‘Thoughts and prayers’ is not a platitude and time spent with God is never wasted. But prayer is not an excuse for inaction on guns.
Sen. Chuck Grassley sent out a standard “prayers for victims” tweet after the Las Vegas shooting.
The response was swift — and brutal.
NYCNewbies tweeted: What is your prayer? “I pray the families of those killed don’t realize just how complicit I am in the proliferation of mass shootings”?
Peter Jacobson added: Your prayers are not enough! There’s no reason for US citizens to own weapons that can cause mass murder. It is insane to think otherwise.
Christie Rosalie: @ChuckGrassley instead of praying, stop accepting NRA $ and start changing gun laws.
Joseph Papryzcki: Laws stop this, not prayers. Do your job.
You get the idea.
Grassley said Wednesday he hadn’t seen the Twitter response but cited a Bible verse calling on prayers for all leaders: “First of all, then, I urge that entreaties and prayers, petitions and thanksgivings, be made on behalf of all men, for kings and all who are in authority, so that we may lead a tranquil and quiet life in all godliness and dignity.” — 1 Timothy 2: 1-2.
“So you can’t denounce anything that involves prayer with government or for people because that’s our responsibility to do,” Grassley said during his weekly conference call with Iowa reporters.
He also said this: “I take an oath to uphold the Constitution, not an oath to uphold the Bible. So I have to do what the Constitution says. And the Supreme Court’s very clear about the right of individuals to have firearms.”
I’ve been watching the backlash rise against the expression of thoughts and prayers for a while now, with more than a little unease. We’ve seen snarling responses to prayers offered for victims of hurricanes, floods and wildfires along the lines of “get off your knees and donate/volunteer/work to stop climate change.”
The assumption is that an offer of prayers is either just a meaningless platitude or it’s merely a hypocritical façade for someone who doesn’t really care enough to act. That attitude is a self-made trap and it will prove counterproductive to those who care about gun control and other progressive causes.
Grassley was noncommittal about the possibility of any sort of gun control legislation, and that makes me mad. I’m furious that 58 people were killed and more than 500 injured after the shooting in Las Vegas. I’m livid that this keeps happening and nothing is done to prevent the next time.

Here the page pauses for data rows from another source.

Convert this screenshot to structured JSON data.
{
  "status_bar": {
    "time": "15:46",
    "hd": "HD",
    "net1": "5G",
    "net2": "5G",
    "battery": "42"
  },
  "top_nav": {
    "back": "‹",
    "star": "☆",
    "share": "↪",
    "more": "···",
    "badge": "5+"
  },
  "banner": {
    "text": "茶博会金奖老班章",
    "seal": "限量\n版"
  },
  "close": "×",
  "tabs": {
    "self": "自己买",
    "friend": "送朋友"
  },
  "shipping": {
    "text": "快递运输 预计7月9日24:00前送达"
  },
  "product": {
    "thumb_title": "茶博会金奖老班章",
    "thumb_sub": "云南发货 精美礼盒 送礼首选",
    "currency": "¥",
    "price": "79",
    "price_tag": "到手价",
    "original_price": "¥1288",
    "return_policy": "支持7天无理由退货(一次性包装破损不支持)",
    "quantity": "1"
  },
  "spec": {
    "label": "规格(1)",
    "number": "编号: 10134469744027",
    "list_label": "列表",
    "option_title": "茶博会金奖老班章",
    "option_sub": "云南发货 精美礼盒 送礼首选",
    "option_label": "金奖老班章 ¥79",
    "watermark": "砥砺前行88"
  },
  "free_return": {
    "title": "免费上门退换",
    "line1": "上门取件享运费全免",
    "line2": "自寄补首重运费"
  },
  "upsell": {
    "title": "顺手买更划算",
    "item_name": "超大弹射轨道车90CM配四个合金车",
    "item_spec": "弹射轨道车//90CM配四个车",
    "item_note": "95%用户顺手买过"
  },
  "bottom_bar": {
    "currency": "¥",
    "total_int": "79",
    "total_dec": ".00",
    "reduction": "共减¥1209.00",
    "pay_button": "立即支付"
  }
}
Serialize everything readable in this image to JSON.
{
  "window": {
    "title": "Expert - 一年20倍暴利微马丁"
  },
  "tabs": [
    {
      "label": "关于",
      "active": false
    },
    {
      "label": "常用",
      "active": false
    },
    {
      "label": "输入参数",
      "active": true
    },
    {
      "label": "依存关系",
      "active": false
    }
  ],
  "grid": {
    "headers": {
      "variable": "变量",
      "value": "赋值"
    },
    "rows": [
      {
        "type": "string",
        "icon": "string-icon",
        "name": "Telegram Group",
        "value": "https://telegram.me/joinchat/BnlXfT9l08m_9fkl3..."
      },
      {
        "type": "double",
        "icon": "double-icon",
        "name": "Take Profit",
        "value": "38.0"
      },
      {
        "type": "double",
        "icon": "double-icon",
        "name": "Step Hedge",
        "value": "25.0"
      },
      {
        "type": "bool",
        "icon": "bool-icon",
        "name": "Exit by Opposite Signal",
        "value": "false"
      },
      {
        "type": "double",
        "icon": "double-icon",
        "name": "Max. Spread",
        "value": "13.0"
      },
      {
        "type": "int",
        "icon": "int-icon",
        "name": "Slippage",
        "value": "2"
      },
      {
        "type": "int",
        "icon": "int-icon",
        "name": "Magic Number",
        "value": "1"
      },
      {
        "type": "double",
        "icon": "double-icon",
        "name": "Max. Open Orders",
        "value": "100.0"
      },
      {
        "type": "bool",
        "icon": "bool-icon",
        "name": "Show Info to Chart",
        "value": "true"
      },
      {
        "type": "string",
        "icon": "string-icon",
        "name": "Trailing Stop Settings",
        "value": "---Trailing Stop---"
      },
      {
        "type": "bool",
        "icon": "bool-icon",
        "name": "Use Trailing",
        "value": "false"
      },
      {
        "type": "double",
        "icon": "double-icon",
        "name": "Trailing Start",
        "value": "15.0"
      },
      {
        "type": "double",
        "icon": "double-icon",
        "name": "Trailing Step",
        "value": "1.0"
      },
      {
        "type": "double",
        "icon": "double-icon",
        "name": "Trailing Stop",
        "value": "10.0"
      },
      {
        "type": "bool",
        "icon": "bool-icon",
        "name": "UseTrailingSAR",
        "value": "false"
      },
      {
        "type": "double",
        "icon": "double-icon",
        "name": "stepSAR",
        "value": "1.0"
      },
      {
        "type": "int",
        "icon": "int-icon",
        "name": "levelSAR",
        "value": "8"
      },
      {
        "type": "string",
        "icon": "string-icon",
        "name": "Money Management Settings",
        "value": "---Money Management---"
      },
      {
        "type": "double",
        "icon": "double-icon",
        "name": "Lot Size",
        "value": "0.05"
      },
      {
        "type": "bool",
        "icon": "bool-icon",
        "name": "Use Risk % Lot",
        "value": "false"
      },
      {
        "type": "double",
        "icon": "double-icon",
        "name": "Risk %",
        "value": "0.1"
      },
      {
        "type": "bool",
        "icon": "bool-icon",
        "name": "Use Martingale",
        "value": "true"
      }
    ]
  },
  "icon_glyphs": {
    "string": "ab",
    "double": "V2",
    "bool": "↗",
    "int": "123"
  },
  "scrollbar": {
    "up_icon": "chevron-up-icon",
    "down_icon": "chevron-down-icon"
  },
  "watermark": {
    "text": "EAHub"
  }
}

I’m disgusted that the National Rifle Association and its allies have bribed and bamboozled so many elected officials into thinking the Second Amendment precludes restricting the tools of mass murder. I’m offended that our elected leaders, including President Trump and Iowa Gov. Kim Reynolds, keep saying now is not the time to discuss gun regulations. If it’s up to them, that time will never come.
But don’t tell me not to pray about it. Don’t tell Grassley not to pray, either.
Prayer, to me, is not a passive act. Time spent with God — expressing gratitude for his blessings, asking for help, or just quietly listening — is never wasted. I brought regular prayer back into my life just over a decade ago, and it has made an enormous difference. Prayer and God’s grace are helping me get through the recent tragedy of a young friend’s suicide. It’s giving me strength to help support his parents and to work for change in our state.
Prayer is action. It’s not an excuse for inaction. I believe if those who offer prayers actually talk to God instead of just tweeting, they may gain greater wisdom and strength to do what’s right, not just what’s politically expedient.
I realize that many people who post “thoughts and prayers” on social media are really doing neither. I understand the impulse to call them out. Even so, we expect our public officials and neighbors to express concern for those who suffer and would fault them if they were silent. Even shallow gestures can help attract the attention of people who will actually do something for those in need.
It’s foolhardy for those who feel strongly about gun control to convey the message that they are anti-prayer. That is not the intention, perhaps, but that is the perception that pro-gun advocates and politicians will seize upon. They’ll say, “Look, these people are attacking your religion. You can’t let them win.”
It’s exactly the same trap that people who care about racial injustice are falling into when they allow the other side to portray them as anti-flag and disrespectful of the national anthem. I choose justice for all and respecting the flag.
To those of you who agree with me that our country needs responsible gun control, I say, don’t put God on the other side by attacking prayer. We need all the help we can get.